Scorpio is a studio album by American country singer-songwriter Bill Anderson. It was released in April 1977 on MCA Records and was produced by Buddy Killen. Scorpio was Anderson's 26th studio album as a recording artist and first album release of 1977. Another album would follow later in the year. The project produced two singles that became major hits.

Background and content
Scorpio was the first album project that Buddy Killen produced. By the late 1970s, Anderson had been recording for Decca (now MCA) since 1958 under the direction of producer Owen Bradley. During the later half of the 70s, Killen became more interested in recording Anderson.

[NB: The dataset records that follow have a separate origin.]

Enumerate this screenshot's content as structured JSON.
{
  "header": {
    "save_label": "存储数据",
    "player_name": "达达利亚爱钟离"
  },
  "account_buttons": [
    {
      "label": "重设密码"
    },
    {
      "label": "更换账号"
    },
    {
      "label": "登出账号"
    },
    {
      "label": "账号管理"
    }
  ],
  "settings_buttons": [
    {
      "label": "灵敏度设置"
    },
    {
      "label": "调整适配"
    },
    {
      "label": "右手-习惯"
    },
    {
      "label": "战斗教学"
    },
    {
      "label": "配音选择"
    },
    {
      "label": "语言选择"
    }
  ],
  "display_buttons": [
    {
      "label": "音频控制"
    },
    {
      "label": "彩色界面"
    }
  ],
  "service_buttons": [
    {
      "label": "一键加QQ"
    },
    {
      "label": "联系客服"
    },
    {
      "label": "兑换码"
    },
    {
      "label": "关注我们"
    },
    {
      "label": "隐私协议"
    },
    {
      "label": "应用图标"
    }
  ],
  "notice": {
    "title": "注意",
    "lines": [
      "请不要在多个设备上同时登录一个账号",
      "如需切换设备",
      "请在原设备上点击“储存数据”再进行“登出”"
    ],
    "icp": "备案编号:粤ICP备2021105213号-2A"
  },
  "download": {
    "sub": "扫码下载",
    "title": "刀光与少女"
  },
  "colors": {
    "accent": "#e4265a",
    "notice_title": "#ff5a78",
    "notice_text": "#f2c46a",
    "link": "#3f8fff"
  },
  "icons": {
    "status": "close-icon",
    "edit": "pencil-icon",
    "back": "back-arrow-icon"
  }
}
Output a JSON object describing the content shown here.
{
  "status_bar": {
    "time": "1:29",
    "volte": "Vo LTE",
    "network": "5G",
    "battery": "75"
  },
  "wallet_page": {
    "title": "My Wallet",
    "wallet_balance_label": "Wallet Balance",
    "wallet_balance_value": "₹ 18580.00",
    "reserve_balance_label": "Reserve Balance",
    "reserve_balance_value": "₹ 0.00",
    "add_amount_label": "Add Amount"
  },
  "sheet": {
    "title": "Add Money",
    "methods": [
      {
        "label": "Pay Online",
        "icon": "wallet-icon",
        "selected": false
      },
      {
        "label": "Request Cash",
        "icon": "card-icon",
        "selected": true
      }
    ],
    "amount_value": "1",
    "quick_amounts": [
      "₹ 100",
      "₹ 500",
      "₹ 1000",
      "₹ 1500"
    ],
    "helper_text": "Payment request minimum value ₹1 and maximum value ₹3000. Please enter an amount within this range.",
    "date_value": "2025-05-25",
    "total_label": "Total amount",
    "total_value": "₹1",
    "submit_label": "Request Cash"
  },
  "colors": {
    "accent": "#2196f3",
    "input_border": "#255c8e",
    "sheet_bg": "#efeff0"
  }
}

Killen brought him to the attention of the label, who put him under a contract to record Anderson. The agreement lasted until 1981 when Anderson eventually left the label. The album consisted of ten tracks previously unrecorded by Anderson. Three of these tracks were composed by Anderson himself. Additional tracks were written by other writers, notably Bobby Braddock, who wrote two of the record's songs. Like previous releases, the tracks were recorded at Bradley's Barn in Mount Juliet, Tennessee. The sessions took place in November 1976.

Release and reception

Scorpio was released in April 1977 on MCA Records. The album was issued as a vinyl LP, with five songs on each side of the record. The album spent nine weeks on the Billboard Top Country Albums chart before peaking at number 21 in June 1977. Scorpio produced two singles that became major hits. The first was the opening track "Head to Toe". Released as a single in March 1977, it became a major hit on the Billboard Hot Country Songs chart after peaking at number seven in June. The song also became a major hit on the RPM Country Singles chart after it reached number four.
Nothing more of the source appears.